Den Zuhörern des Hauptstadtkongresses präsentierte Atala auch einen „Body-on-a-chip“, bei dem kleine, aus menschlichen Zellen gezüchtete Organe – sogenannte „Organoide“ – einen kompletten menschlichen Körper im Kleinmaßstab darstellen. Mit dem Body-on-a-chip sollen Medikamente getestet werden – vor allem auch in ihrer spezifischen Wirkung auf den Patienten, von dem Zellen auf dem Chip eingesetzt wurden.

Mut zur Forschung

Bei der HSK-Auftaktveranstaltung hatte Bertram Häussler, Chef des Iges-Instituts, auf die vergangenen 150 Jahre der Medizingeschichte zurückgeblickt. Er nahm sich in seinem Vortrag die steigende Kurve der Lebenserwartung etwas genauer vor. Zwischen 1900 und 1950 stieg sie um 22 Jahre – trotz zweier Weltkriege. „Das bleibt wohl auch in der Zukunft das größte Wachstum aller Zeiten“, so Häussler. Grund dafür war, dass Infektionskrankheiten und die Sterblichkeit von Müttern und Säuglingen eingedämmt wurden. Der ehemalige Charité-Chef Detlev Ganten tauchte in seinem Vortrag in die Welt der molekularen Medizin ein: „Digitale Medizin hat den vollen Einzug in die Forschung erhalten", so sein Resümee. Mut zur Forschung und nachhaltige Investition in die Medizin - das waren die Forderungen der beiden Redner.

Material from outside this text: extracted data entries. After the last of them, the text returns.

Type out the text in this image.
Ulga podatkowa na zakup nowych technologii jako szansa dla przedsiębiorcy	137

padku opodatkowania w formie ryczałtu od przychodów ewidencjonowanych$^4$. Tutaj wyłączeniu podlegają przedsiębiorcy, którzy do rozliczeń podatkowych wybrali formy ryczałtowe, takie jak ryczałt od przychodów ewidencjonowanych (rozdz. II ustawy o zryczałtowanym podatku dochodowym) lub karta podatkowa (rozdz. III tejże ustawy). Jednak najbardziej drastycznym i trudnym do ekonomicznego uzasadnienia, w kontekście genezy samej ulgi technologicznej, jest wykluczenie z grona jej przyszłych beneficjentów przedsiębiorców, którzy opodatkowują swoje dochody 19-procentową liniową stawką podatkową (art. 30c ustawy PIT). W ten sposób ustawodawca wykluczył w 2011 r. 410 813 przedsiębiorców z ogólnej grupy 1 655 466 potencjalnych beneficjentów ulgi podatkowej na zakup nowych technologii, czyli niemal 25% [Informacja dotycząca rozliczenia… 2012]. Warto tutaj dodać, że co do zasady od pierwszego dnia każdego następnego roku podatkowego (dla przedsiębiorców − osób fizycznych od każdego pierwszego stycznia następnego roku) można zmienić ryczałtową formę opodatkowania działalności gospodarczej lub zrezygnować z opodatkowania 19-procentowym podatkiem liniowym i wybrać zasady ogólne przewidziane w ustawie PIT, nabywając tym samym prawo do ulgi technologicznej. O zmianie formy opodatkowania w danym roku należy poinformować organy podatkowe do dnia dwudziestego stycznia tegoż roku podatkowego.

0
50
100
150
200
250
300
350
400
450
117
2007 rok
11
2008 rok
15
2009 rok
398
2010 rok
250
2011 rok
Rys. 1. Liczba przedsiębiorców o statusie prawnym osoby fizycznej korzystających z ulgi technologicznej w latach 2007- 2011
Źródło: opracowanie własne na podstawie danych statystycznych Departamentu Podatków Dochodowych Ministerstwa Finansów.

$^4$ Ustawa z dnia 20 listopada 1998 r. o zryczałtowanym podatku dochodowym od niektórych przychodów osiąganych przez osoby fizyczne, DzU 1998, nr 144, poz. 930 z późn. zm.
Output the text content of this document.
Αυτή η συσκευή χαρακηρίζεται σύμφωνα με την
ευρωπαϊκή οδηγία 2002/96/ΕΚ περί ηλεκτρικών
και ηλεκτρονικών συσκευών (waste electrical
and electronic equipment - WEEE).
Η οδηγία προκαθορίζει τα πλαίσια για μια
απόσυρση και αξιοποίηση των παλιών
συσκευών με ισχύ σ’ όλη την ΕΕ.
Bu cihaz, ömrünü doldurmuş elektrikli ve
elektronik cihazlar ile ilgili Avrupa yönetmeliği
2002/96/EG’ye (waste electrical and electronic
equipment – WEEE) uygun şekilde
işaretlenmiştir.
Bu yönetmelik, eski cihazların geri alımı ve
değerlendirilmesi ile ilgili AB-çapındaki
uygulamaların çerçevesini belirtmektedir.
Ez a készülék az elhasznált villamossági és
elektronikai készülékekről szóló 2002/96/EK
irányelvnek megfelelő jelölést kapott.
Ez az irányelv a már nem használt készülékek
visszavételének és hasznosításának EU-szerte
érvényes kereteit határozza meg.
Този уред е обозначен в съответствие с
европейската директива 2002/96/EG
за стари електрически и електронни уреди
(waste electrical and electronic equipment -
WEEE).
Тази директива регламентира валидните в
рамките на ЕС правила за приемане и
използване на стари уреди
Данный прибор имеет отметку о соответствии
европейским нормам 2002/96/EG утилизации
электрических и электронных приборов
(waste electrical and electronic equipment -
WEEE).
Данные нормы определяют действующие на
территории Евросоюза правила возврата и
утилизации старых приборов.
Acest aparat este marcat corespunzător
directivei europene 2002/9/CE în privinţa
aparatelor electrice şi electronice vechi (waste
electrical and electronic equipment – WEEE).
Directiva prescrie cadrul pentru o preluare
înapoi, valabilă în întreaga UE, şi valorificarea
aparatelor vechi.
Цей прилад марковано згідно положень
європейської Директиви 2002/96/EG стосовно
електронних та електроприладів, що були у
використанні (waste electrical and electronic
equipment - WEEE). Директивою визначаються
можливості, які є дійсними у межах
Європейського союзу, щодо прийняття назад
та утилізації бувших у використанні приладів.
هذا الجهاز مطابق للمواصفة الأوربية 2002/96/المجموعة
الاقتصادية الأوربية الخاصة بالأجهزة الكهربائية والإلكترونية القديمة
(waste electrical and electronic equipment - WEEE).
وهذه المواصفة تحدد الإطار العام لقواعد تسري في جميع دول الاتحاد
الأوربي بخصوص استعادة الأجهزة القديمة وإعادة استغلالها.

Knapp 200 Einzelveranstaltungen

Insgesamt sind während des HSK knapp 200 Einzelveranstaltungen geplant, zu denen mehr als 600 Redner, Referenten und Diskussionsteilnehmer erwartet werden – darunter Spitzenpolitiker aus Bund und Ländern, prominente Wissenschaftler und Führungspersönlichkeiten aus Institutionen des Gesundheitswesens. So haben die Veranstalter um Ulf Fink und Ingrid Völker etwa Ulrike Elsner (vdek), Martin Litsch (AOK), Christoph Straub (Barmer GEK) und Herbert Rebscher (DAK) von der Gesetzlichen Krankenversicherung gewinnen können sowie Josef Hecken für den GBA und Christof Veit für das IQTiG. Aus der Wissenschaft sind Forscher wie Karl Max Einhäupl, Vorstandsvorsitzender der Charité, der Pharmakritiker Gerd Glaeske, der Politikberater Bert Rürup und der Ökonom Jürgen Wasem dabei.